To: "Paul G" <paul@rusko.us>
Cc: "'Nanog'" <nanog@merit.edu>
Reply-To: EKR <ekr@rtfm.com>
From: Eric Rescorla <ekr@rtfm.com>
Date: Thu, 10 Jun 2004 11:54:31 -0700
In-Reply-To: <023201c44f1a$c23c1d00$2497c044@rusko> (Paul G.'s message of
 "Thu, 10 Jun 2004 14:43:01 -0400")
Errors-To: owner-nanog-outgoing@merit.edu


Paul G <paul@rusko.us> wrote:

> ----- Original Message ----- 
> From: "Eric Rescorla" <ekr@rtfm.com>
> To: <Valdis.Kletnieks@vt.edu>
> Cc: "Sean Donelan" <sean@donelan.com>; "'Nanog'" <nanog@merit.edu>
> Sent: Thursday, June 10, 2004 2:37 PM
> Subject: Re: AV/FW Adoption Sudies
> 
> -- snip ---
> 
> > If we assume that the black hats aren't vastly more
> > capable than the white hats, then it seems reasonable to believe that
> > the probability of the black hats having found any particular
> > vulnerability is also relatively small.
> 
> and yet, some of the most damaging vulns were kept secret for months before
> they got leaked and published. i won't pretend to have the answer, but fact
> remains fact.

I don't think that this contradicts what I was saying.

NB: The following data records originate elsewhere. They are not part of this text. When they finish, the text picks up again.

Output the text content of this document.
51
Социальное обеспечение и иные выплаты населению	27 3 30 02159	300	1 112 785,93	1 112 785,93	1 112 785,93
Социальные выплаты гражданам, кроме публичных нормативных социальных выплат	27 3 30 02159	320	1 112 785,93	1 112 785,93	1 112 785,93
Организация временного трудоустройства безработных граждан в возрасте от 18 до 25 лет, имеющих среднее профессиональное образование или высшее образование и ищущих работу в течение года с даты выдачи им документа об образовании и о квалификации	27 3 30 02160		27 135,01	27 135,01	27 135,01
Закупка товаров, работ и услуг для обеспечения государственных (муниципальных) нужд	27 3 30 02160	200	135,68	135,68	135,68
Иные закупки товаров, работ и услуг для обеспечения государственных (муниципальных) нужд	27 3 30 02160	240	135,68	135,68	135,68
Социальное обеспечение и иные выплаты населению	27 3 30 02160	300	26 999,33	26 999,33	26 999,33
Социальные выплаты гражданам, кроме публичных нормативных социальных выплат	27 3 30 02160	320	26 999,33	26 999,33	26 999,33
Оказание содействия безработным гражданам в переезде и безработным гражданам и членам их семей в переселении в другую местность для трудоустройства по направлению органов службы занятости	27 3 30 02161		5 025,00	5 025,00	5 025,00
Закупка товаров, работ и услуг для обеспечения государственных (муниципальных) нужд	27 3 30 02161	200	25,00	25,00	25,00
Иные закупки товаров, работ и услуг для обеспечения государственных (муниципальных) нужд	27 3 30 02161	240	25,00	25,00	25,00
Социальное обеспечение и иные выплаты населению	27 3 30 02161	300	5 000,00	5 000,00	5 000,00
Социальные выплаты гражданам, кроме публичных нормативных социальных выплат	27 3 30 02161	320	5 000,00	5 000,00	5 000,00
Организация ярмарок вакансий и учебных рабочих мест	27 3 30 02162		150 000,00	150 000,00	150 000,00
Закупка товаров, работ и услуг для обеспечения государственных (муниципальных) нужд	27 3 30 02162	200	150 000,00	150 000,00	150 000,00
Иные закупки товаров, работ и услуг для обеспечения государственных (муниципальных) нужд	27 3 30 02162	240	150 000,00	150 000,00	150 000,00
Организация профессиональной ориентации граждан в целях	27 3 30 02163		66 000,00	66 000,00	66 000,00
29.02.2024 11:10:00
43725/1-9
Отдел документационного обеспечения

My hypothesis is that the sets of bugs independently found by white
hats and black hats are basically disjoint. So, you'd definitely
expect that there were bugs found by the black hats and then used as
zero-days and eventually leaked to the white hats. So, what you
describe above is pretty much what one would expect.